There's not much Coles Group can say to that other than what its chairman Rick Allert proclaimed the same day in Perth at a business lunch. Unlike the head of the Commonwealth Bank, Ralph Norris, who was warning of the dangers of the private equity free-for-all a few weeks aback, Allert was talking the whole trend up and no surprise as to why, of course. But he did make some good points about the shortsightedness of fund managers when valuing companies - a lament being increasingly made by the bosses of public companies.
The upside for private equity owners of a business, Allert told his lunch audience, was that they did not have to face the relentless probing of fund managers, making it easier to take longer-term decisions without copping punishment in the short-term on their stock price.
"I think private equity obviously has some advantages that public companies don't, in not having to report so regularly - for example, if private equity wants to take over a company it can wear losses for some time. Fund managers don't like to see a decline in earnings for public companies, even if there is a good reason for it, and the reality is the share price will suffer.
"Some [private equity-backed] acquisitions will end in tears, true, but private equity is more likely to keep everyone on their toes and result in better returns for shareholders."
Allert's words were very similar to what the executive chairman of STW, Russell Tate, said a week earlier. STW is the A$650 million transtasman marketing communications group of larrikin adman John Singleton, and it too is getting cranky with fund managers for the way in which they are valuing the company.

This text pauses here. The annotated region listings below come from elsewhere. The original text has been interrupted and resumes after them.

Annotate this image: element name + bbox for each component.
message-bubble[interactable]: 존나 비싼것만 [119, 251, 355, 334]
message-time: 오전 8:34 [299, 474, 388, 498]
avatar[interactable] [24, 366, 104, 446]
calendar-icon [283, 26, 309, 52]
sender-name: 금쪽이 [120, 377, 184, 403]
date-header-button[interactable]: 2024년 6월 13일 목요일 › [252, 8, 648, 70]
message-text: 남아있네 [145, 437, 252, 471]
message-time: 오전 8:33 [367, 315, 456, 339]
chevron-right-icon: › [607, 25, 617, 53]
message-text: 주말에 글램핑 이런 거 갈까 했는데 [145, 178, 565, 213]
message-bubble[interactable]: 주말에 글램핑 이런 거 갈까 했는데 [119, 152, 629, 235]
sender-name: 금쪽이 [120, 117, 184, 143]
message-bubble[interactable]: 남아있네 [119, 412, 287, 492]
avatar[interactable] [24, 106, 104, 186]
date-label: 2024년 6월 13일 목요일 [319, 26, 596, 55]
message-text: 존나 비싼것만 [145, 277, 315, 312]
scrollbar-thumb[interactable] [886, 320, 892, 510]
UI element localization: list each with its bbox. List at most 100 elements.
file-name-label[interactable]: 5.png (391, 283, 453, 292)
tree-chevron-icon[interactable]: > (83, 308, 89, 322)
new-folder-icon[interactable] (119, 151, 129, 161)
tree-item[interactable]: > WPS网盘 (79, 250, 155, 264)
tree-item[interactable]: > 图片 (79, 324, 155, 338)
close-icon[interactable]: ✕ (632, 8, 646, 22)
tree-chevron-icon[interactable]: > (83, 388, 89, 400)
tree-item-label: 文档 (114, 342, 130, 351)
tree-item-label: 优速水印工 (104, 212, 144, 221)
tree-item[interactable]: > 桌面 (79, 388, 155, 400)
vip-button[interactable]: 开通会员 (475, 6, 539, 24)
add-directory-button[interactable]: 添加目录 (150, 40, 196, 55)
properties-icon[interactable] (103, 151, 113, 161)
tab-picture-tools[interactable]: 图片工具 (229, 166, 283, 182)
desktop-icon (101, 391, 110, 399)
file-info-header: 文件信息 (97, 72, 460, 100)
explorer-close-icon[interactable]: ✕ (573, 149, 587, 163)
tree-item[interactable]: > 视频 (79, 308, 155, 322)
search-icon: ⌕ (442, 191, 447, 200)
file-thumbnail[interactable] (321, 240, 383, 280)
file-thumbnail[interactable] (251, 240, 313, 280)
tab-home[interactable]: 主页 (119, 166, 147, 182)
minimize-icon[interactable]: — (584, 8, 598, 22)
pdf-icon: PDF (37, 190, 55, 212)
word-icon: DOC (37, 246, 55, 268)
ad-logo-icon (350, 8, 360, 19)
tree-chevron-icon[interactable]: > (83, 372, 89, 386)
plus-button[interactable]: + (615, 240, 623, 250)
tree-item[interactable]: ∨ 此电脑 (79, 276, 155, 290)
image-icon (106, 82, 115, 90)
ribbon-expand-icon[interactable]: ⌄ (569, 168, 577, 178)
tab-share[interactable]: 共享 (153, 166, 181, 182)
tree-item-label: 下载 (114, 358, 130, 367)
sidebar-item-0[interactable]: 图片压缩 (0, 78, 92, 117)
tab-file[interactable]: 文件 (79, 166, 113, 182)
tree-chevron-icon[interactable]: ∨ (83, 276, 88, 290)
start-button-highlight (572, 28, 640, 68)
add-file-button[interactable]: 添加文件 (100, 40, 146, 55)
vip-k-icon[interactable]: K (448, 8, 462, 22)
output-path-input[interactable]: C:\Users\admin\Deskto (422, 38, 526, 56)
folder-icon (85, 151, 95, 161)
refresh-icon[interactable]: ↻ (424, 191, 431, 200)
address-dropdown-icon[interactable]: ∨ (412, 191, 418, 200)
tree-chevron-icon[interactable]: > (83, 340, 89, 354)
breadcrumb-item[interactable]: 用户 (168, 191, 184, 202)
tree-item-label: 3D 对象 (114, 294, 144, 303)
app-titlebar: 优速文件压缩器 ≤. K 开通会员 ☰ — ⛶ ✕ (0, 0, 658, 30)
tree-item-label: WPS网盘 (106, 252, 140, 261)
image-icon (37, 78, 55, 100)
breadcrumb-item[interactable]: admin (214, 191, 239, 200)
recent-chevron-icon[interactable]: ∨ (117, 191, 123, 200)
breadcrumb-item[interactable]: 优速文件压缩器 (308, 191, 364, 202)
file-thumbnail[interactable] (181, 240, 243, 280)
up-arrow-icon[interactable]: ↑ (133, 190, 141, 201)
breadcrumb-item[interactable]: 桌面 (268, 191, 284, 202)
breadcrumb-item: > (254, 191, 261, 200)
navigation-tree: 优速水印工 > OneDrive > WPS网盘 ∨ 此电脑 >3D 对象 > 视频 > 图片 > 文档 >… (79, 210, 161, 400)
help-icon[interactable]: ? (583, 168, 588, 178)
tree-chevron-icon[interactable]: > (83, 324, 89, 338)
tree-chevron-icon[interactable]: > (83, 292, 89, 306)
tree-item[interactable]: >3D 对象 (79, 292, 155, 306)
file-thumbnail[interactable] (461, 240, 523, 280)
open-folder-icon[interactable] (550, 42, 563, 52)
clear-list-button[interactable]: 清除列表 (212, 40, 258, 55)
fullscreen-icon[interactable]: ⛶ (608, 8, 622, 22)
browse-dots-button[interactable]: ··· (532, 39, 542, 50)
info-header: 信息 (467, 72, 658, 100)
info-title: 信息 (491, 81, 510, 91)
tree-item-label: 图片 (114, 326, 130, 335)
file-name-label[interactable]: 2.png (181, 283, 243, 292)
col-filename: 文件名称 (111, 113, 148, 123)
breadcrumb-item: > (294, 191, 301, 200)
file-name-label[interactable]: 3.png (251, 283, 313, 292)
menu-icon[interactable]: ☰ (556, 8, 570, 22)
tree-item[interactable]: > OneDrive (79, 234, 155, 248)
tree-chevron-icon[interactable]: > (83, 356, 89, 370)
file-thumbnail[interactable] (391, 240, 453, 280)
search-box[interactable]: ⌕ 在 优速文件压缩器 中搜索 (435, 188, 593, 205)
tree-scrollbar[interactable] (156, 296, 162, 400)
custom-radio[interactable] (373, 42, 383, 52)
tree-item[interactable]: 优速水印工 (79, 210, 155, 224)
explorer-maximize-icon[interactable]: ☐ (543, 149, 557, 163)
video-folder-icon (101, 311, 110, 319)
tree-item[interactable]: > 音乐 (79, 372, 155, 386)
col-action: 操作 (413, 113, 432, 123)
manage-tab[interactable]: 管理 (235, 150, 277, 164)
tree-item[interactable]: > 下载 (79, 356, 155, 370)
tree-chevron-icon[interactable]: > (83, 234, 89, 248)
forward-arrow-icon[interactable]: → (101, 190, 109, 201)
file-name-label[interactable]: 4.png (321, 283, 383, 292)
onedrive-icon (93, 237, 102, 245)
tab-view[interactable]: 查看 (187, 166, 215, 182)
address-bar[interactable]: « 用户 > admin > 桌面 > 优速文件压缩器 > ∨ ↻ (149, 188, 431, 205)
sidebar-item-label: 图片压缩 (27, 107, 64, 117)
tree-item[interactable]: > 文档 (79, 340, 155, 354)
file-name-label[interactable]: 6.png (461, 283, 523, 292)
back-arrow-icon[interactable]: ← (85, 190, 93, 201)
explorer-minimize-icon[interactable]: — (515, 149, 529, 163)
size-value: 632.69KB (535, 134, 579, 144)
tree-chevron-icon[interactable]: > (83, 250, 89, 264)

Tate said two weeks ago STW's board would also be considering a leveraged buyout this year.
"It's not a problem unique to us but to deliver on short-term investor expectations you have to take decisions that are not in the best long-term interests of the company in order to meet short-term expectations," he said.
"So if you're a bit behind the eight ball halfway through the year, you tend to cut and cut early.
"You cut training, travel, you defer recruitment.
"You defer, ridiculously, to the following year because guess what, you've got a whole year. If you weren't working to that crazy deadline but over a three to five-year horizon, we'd be better off doing all those things straight away because it's the right thing to do."
The criticism of the markets is all too true but a better way is contingent on having a private equity consortium which wants to hang around for at least five years.
You can bank on a few looking for fast bucks, which demands an investment strategy with blinkers.
Just a few of those frustrated public company bosses could find themselves in more of a straitjacket under private equity owners than they are now.